Diesel-Gedöhns

Diesel-Gedöhns

Liebe Leserin, lieber Leser,

erinnern Sie sich noch an Buschhaus? Das Kohlekraftwerk sollte Anfang der 1980er Jahre in Betrieb genommen werden und avancierte für Monate zum vorrangigen Medienthema – wegen des Einsatzes schwefelhaltiger Braunkohle und der damit verbundenen Umweltbelastung. Die Diskussionen waren von hochkochenden Emotionen geprägt, ließen dafür aber jeglichen Pragmatismus vermissen. Ein Soziologe sprach damals von der Bundesrepublik Deutschland als einer „plebiszitären Pannendemokratur“.

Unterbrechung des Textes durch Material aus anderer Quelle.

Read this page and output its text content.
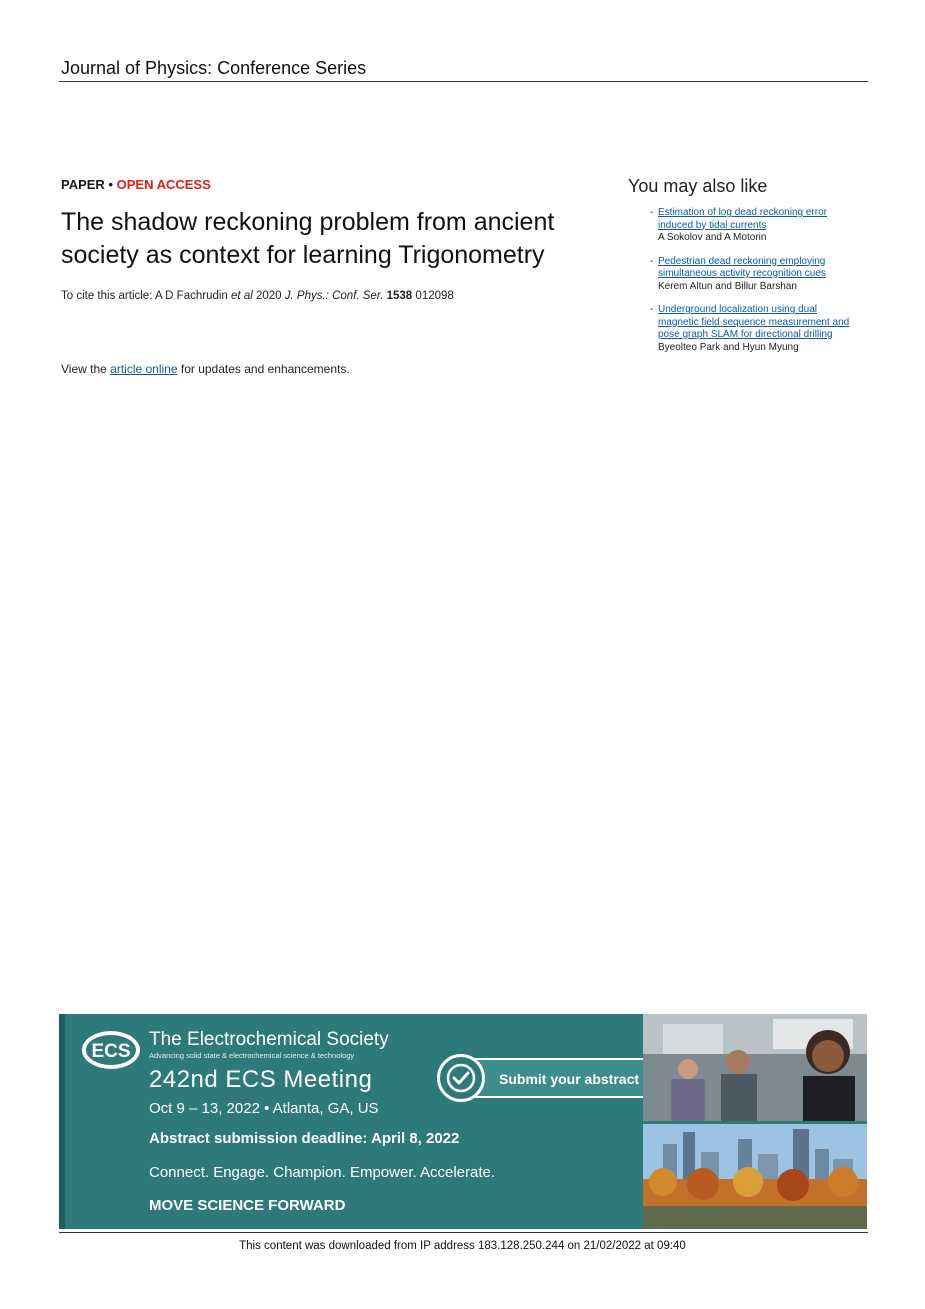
Journal of Physics: Conference Series
PAPER • OPEN ACCESS
The shadow reckoning problem from ancient society as context for learning Trigonometry
To cite this article: A D Fachrudin et al 2020 J. Phys.: Conf. Ser. 1538 012098
View the article online for updates and enhancements.
You may also like
- Estimation of log dead reckoning error induced by tidal currents
A Sokolov and A Motorin
- Pedestrian dead reckoning employing simultaneous activity recognition cues
Kerem Altun and Billur Barshan
- Underground localization using dual magnetic field sequence measurement and pose graph SLAM for directional drilling
Byeolteo Park and Hyun Myung
ECS
The Electrochemical Society
Advancing solid state & electrochemical science & technology
242nd ECS Meeting
Oct 9 – 13, 2022 • Atlanta, GA, US
Abstract submission deadline: April 8, 2022
Connect. Engage. Champion. Empower. Accelerate.
MOVE SCIENCE FORWARD
Submit your abstract
This content was downloaded from IP address 183.128.250.244 on 21/02/2022 at 09:40
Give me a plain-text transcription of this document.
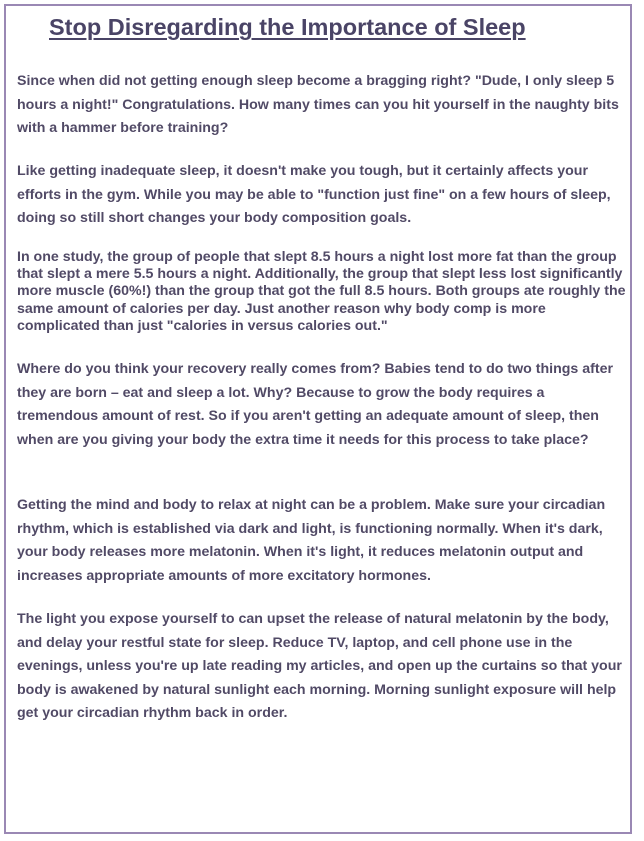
Stop Disregarding the Importance of Sleep

Since when did not getting enough sleep become a bragging right? "Dude, I only sleep 5 hours a night!" Congratulations. How many times can you hit yourself in the naughty bits with a hammer before training?

Like getting inadequate sleep, it doesn't make you tough, but it certainly affects your efforts in the gym. While you may be able to "function just fine" on a few hours of sleep, doing so still short changes your body composition goals.

In one study, the group of people that slept 8.5 hours a night lost more fat than the group that slept a mere 5.5 hours a night. Additionally, the group that slept less lost significantly more muscle (60%!) than the group that got the full 8.5 hours. Both groups ate roughly the same amount of calories per day. Just another reason why body comp is more complicated than just "calories in versus calories out."

Where do you think your recovery really comes from? Babies tend to do two things after they are born – eat and sleep a lot. Why? Because to grow the body requires a tremendous amount of rest. So if you aren't getting an adequate amount of sleep, then when are you giving your body the extra time it needs for this process to take place?

Getting the mind and body to relax at night can be a problem. Make sure your circadian rhythm, which is established via dark and light, is functioning normally. When it's dark, your body releases more melatonin. When it's light, it reduces melatonin output and increases appropriate amounts of more excitatory hormones.

The light you expose yourself to can upset the release of natural melatonin by the body, and delay your restful state for sleep. Reduce TV, laptop, and cell phone use in the evenings, unless you're up late reading my articles, and open up the curtains so that your body is awakened by natural sunlight each morning. Morning sunlight exposure will help get your circadian rhythm back in order.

Daran musste ich nun denken, als in den letzten Wochen die Diesel-Diskussion aufkam. Die Vokabel „Stickoxid“ kennt man in Deutschland erst Dank der kalifornischen Umweltbehörde CARB. Bis vor kurzem sprach man nur über CO2 und hätte am liebsten jeden Furz in Kilogramm Kohlenstoffdioxid umgerechnet … Was dann folgte, ist hinlänglich bekannt: Feige Drückebergerei von Automanagern, die nicht den Mut hatten, zu sagen: „Wir können amerikanische Grenzwerte nicht einhalten!“, sondern sich statt für Aufrichtigkeit für betrügerische Software entschieden. Eine Bundeskanzlerin, die im Jahr 2010 bei genau jener CARB mit Penetranz und Detailversessenheit eine Anhebung der Grenzwerte forderte. Über diesen Fakt schüttelt man in den USA übrigens noch heute den Kopf. Das bedeutet zumindest, dass die Machenschaften der Autoindustrie bis in höchste Politikkreise gedeckt und unterstützt wurden. Eine Art Staatsdoping für deutsche Autos.

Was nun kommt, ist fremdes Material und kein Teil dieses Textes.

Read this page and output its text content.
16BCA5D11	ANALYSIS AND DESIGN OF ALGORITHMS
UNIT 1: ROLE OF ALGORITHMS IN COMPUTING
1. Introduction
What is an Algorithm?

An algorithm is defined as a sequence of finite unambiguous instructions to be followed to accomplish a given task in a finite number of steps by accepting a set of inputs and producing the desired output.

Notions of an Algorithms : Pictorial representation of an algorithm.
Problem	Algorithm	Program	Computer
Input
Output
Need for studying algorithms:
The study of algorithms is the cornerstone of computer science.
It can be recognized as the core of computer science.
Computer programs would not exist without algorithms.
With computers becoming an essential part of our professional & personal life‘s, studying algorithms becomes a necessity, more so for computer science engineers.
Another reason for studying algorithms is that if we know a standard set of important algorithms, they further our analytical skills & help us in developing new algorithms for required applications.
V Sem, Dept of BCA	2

Nun stehen Dieselverbote im Raum. Und wieder schlagen Emotionen Wellen. Noch ziemlich neue Autos werden plötzlich als „Dieselstinker“ und „alte Dreckschleudern“ bezeichnet. Eine selbsternannte „Deutsche Umwelthilfe“ produziert sich als besonders „saubere“ Organisation. Der Geschäftsführer, ein Rechtsanwalt, betont, ihm ginge es nur um saubere Luft. Da hege ich so meine Zweifel. Denn dieser Jurist macht sein Geld bevorzugt mit juristischen Abmahnungen und drangsaliert Autohändler, wenn sie Verbrauchs- und Schadstoffangaben ihrer Autos auf Schildern dokumentieren, die ein paar Zentimeter zu klein sind (Vgl. Handelsblatt). Das Bundesumweltamt in Dessau veröffentlichte bis auf die Kommastelle konkrete Todesfallzahlen durch Stickoxide und Feinstaub, musste dann aber zurückrudern: Es handele sich nur um „statistische Annäherungen“, denn auch allgemeine Lebensführung, Genussmittelkonsum, Bewegung und Ernährung spielten eine große Rolle. Das will ich aber meinen!

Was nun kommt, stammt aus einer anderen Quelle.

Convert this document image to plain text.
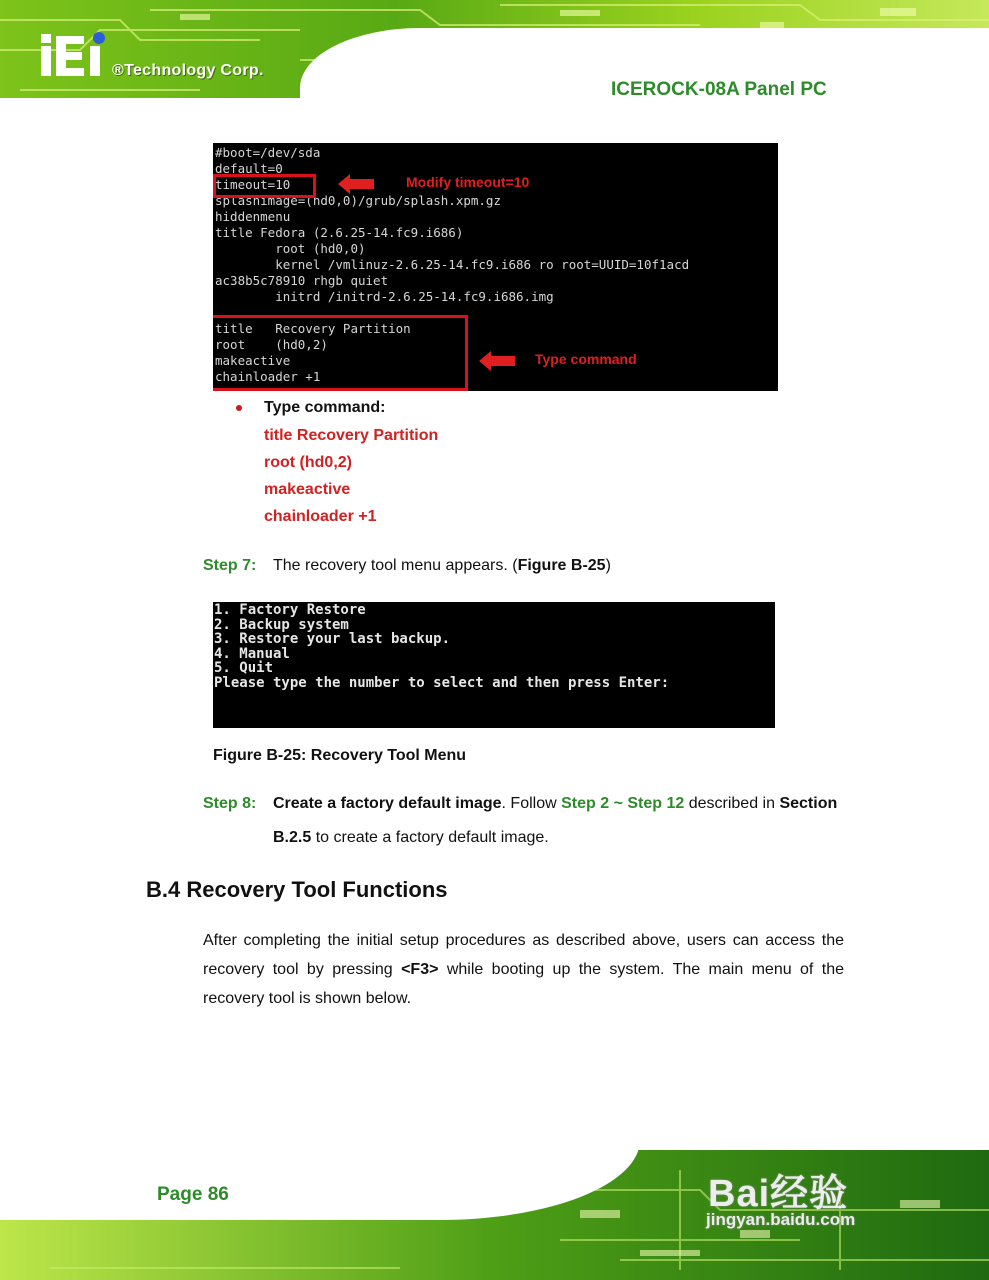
®Technology Corp.
ICEROCK-08A Panel PC
#boot=/dev/sda
default=0
timeout=10
splashimage=(hd0,0)/grub/splash.xpm.gz
hiddenmenu
title Fedora (2.6.25-14.fc9.i686)
root (hd0,0)
kernel /vmlinuz-2.6.25-14.fc9.i686 ro root=UUID=10f1acd
ac38b5c78910 rhgb quiet
initrd /initrd-2.6.25-14.fc9.i686.img
title   Recovery Partition
root    (hd0,2)
makeactive
chainloader +1
Modify timeout=10
Type command
Type command:
title Recovery Partition
root (hd0,2)
makeactive
chainloader +1
Step 7: The recovery tool menu appears. (Figure B-25)
1. Factory Restore
2. Backup system
3. Restore your last backup.
4. Manual
5. Quit
Please type the number to select and then press Enter:
Figure B-25: Recovery Tool Menu
Step 8: Create a factory default image. Follow Step 2 ~ Step 12 described in Section
B.2.5 to create a factory default image.
B.4 Recovery Tool Functions
After completing the initial setup procedures as described above, users can access the recovery tool by pressing <F3> while booting up the system. The main menu of the recovery tool is shown below.
Page 86	Bai经验
jingyan.baidu.com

Tatsächlich soll die Stickoxidkonzentration in den letzten zehn Jahren merklich abgenommen haben (während sie in Wohngebieten mit Kaminöfen deutlich gestiegen sein soll und oft höher liegt, als an Messpunkten in der Stadt). Jeden Tag verschwinden ältere Dieselfahrzeuge aus dem Verkehr, sodass bereits „die Zeit“ einiges bessert. Alternative Antriebstechniken – selbst wenn diese in der Umweltbilanz auch nicht makellos sind – werden in Deutschland nur zögerlich etabliert. Bei der E-Technik haben deutsche Firmen die Entwicklung von Batterien verschlafen und sind nun komplett von asiatischen Lieferanten abhängig. Ob Brennstoffzelle und Wasserstoff wirklich schon serienreif sind? Der viel zitierte öffentliche Nahverkehr müsste eine deutlich dichtere Taktung erhalten und sollte mehr auf Straßenbahnen und O-Busse setzen. Optimierte Ampelschaltungen könnten den Verkehr verflüssigen. Ein Durchfahrtsverbot für Lieferwagen und Lastwagen brächte weitere Effekte. Und zu guter Letzt, wovon niemand redet: den Hintern mehr bewegen und kürzere Strecken einfach zu Fuß gehen!